Generative AI is rapidly entering classrooms, boardrooms, and training programs. Yet a critical question remains unresolved: does AI enhance learning, or quietly replace it?
In my recent research published in the International Journal of Management Education, I examine a faculty-led model of integrating generative AI into executive economics teaching. Conducted across eight Executive MBA cohorts, the study finds that structured use of AI, when guided by faculty, significantly improves student performance, particularly among lower-performing learners.
This is not a story about AI replacing educators. It is a story about what happens when AI is carefully designed into the learning process.
The Problem with “Plug-and-Play” AI in Education
Much of the current conversation around AI in education is driven by tools: AI tutors, automated grading, or content generation systems. These solutions promise efficiency but often miss the core purpose of education: developing judgment, not just answers.
In executive education, this challenge is even sharper. Participants are not passive learners; they are decision-makers. They bring experience, context, and real-world constraints. A generic AI tool, however powerful, cannot replicate that nuance.
The risk is subtle but important: when AI becomes an answer engine, learners may outsource thinking rather than deepen it.
A Different Approach: AI as a Thinking Partner
The model I tested takes a different route. Instead of treating AI as a shortcut, it positions AI as a Socratic partner, a tool that supports questioning, refinement, and reflection.
In practice, this involved three key design elements.
First, structured prompting: students interacted with AI through guided, scenario-based questions tied to real business dilemmas.
Second, iterative dialogue: AI was used not to generate final answers, but to test reasoning, challenge assumptions, and refine arguments.
Third, annotated transcripts: students submitted their AI interactions, explaining where they agreed, disagreed, or revised their thinking.
This last step is critical. It shifts AI use from passive consumption to active engagement. Students are not just using AI; they are learning how to think with it.
What the Data Shows
The results were clear.
Students in AI-supported cohorts scored, on average, 2.45 points higher (out of 40) than those in traditional cohorts. More importantly, the gains were not evenly distributed.
Lower-performing students benefited the most.
Analysis across different performance levels showed that AI support had the strongest impact at the lower end of the distribution, suggesting that structured AI use can act as an equaliser in learning outcomes.
This is a significant insight. Much of the fear around AI in education focuses on unfair advantage or misuse. But when designed properly, AI can reduce disparities rather than widen them.
Why Faculty Still Matter, More Than Ever
One of the most important findings from the study is that the impact did not come solely from AI. It came from how AI was integrated.
The same tool can produce very different outcomes depending on instructional design. Without structure, AI leads to surface-level summaries. Structure enables deeper reasoning. This places faculty at the centre of the process. Their role evolves, but it does not diminish. Instead, it expands.
Faculty become prompt designers, framing the right questions that guide learning. They act as cognitive coaches, helping students interpret and challenge AI outputs. And they serve as ethical anchors, ensuring transparency, authorship, and responsible use. In this sense, the “human-in-the-loop” is not a limitation; it is the source of value.
Implications Beyond the Classroom
While this study is grounded in executive economics education, the implications extend much further.
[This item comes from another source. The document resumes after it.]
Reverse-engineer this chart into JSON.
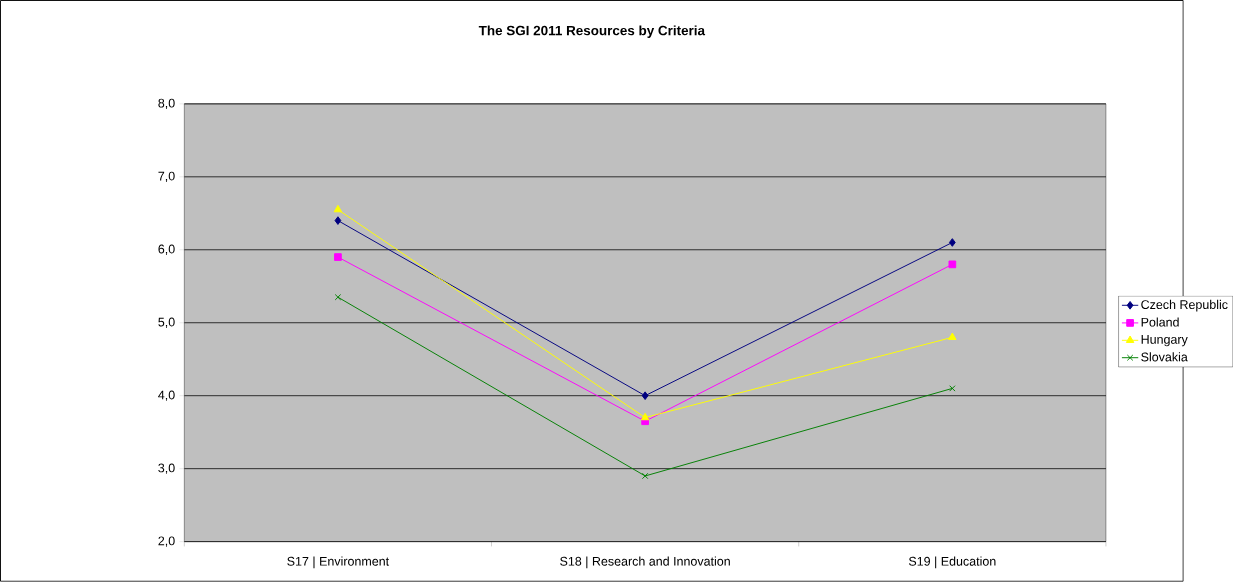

In corporate training, leadership development, and workplace decision-making, AI is increasingly used as a support tool. The same principle applies: AI creates value not when it replaces thinking, but when it structures better thinking.
For organisations, this suggests a shift away from simply adopting AI tools toward designing AI-enabled processes. The focus should be on how individuals interact with AI, not just whether they use it.
For educators and institutions, it highlights the need for intentional integration rather than reactive adoption driven by technological trends.
The Hidden Layer: Behavioural and Cognitive Impact
There is also a behavioural dimension that deserves attention.
Students initially expressed hesitation, uncertainty about ethics, over-reliance, or even the legitimacy of using AI in learning. However, when guided properly, this hesitation evolved into confidence and curiosity.
This aligns with behavioural economics. Tools alone do not change outcomes; structure, framing, and incentives do. In this context, AI acts as a nudge. It can either push learners toward deeper engagement or reinforce shortcuts, depending on how it is designed.
A More Realistic Future for AI in Education
The future of AI in education will sit between full automation and traditional teaching. The question is not whether AI should be used, but how.
This research points to a simple direction: keep AI in the loop but faculty in control; design for thinking, not just output; and focus on learning, not just engagement. In an algorithm-driven world, the ability to question, interpret, and apply knowledge becomes more valuable, not less.
But beyond performance lies responsibility.
A sustainability mindset in AI-enabled learning calls for three shifts. Cognitively, learners must question AI outputs rather than accept them at face value. Behaviourally, they must use AI to deepen reasoning, not replace it. Affectively, they must remain aware of how their decisions shape organisations, society, and long-term outcomes.
When these come together, AI moves from a productivity tool to a decision-making partner grounded in responsibility. The real opportunity is not just to teach students how to use AI, but to shape how they think, act, and decide with it.
That is where human judgment remains essential.